There's a Way to Reduce Mass Shootings That Left and Right Can Agree On | Opinion
Two tragic mass shootings in the last week, first in Atlanta, Georgia then in Boulder, Colorado, have shocked the nation—and forced us into our familiar partisan camps in the debate over gun control.
Democrats like President Biden have responded to the tragedies by renewing their calls to ban vaguely-defined "assault weapons," arguing that weapons of war, like the AR-15 used in the Boulder shooting, have no place among civilians.
Conservative critics, like myself, have pushed back, citing studies showing that past "assault weapon" bans had little to no impact on gun violence, though they did disarm law-abiding Americans.
Regardless of which side you come down on, the simple political reality of a razor-thin Democratic Senate majority, coupled with the filibuster and a conservative-majority Supreme Court, make it extremely unlikely such a ban will become (or remain) law any time soon.
Yet Americans of all political stripes agree that addressing violent crime remains of the utmost importance.
What if there was a way we could significantly reduce the number of mass shootings without either side having to sacrifice their policy principles?

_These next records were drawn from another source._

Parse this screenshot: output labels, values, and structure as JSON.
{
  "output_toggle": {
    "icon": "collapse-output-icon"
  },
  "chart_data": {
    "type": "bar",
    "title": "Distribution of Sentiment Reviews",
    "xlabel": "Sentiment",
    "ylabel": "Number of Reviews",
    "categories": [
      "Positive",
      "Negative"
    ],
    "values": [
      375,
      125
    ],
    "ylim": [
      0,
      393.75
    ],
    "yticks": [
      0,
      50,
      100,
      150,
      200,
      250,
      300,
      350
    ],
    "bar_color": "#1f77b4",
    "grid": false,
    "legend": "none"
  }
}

Right now, many political and media figures on both sides of the ideological divide widely advertise shooters' names, faces, and stories to make partisan points. In the Atlanta shooting, many liberal commentators and elected officials were quick to emphasize the shooter's purported motivations and sear his name into our collective consciousness in order to advance their narrative about white supremacy and white supremacist violence. Meanwhile, reckless conservative commentators have blasted the Boulder shooter's Middle Eastern-sounding name all over headlines and social media in order to make cheap shots about Muslim terrorism and immigration.
But this isn't just gross political brinksmanship in the midst of tragedy. It's not just ensuring that we don't find a solution that works for everyone. It's actually exacerbating the problem.
We could meaningfully decrease gun violence if both sides were simply willing to give up their cheap rhetoric. How do I know this? Because according to the American Psychological Association, the individuals who become mass shooters are often directly seeking the media infamy we continue to grant them.
Western New Mexico University Psychologist Jennifer B. Johnston has found in her research that mass shooters tend to be in the midst of rampant depression, social isolation, and pathological narcissism; they are in part driven to such heinous crime by their desire for national attention.
And it is undeniable that the wall-to-wall coverage in the wake of these mass shootings—coverage that is amplified and jacked up by partisan political attacks that instrumentalize the shooters' names and identities—makes the crime all the more tantalizing for these mass murderers.
"We find that a cross-cutting trait among many profiles of mass shooters is desire for fame in correspondence to the emergence of widespread 24-hour news coverage on cable news programs, and the rise of the internet," Johnston has said. "If the mass media and social media enthusiasts make a pact to no longer share, reproduce or retweet the names, faces, detailed histories or long-winded statements of killers, we could see a dramatic reduction in mass shootings in one to two years."
Indeed, Johnston's research has concluded that a collective move to de-emphasize coverage of shooters could reduce mass shootings by at least one-third.
This isn't an outlier finding. A letter signed by 140 experts after the horrific 2017 Las Vegas shooting unanimously echoed the same point: Reducing coverage and infamy of shooters will reduce future shootings.

"As scholars, professors, and law enforcement professionals, we do not agree on everything," they wrote. "Some of us believe that by denying mass shooters fame, we would deter some future fame-seekers from attacking. Some of us believe that by no longer creating de facto celebrities out of killers, we would reduce contagion and copycat effects. Some of us believe that by no longer rewarding the deadliest offenders with the most personal attention, we would reduce the competition among them to maximize victim fatalities."
"However, all of us agree that it is important to stop giving fame-seeking mass shooters the personal attention they want," the letter concludes.
The takeaway here is clear: We could save countless lives, without anyone's rights being infringed or either side having to compromise intractable policy positions. All it would take is for liberals and conservatives alike to be willing to sacrifice the opportunity to immortalize mass shooters to make cheap partisan points.
That really shouldn't be too much to ask.
Brad Polumbo (@Brad_Polumbo) is an editor at the Foundation for Economic Education.
The views in this article are the writer's own.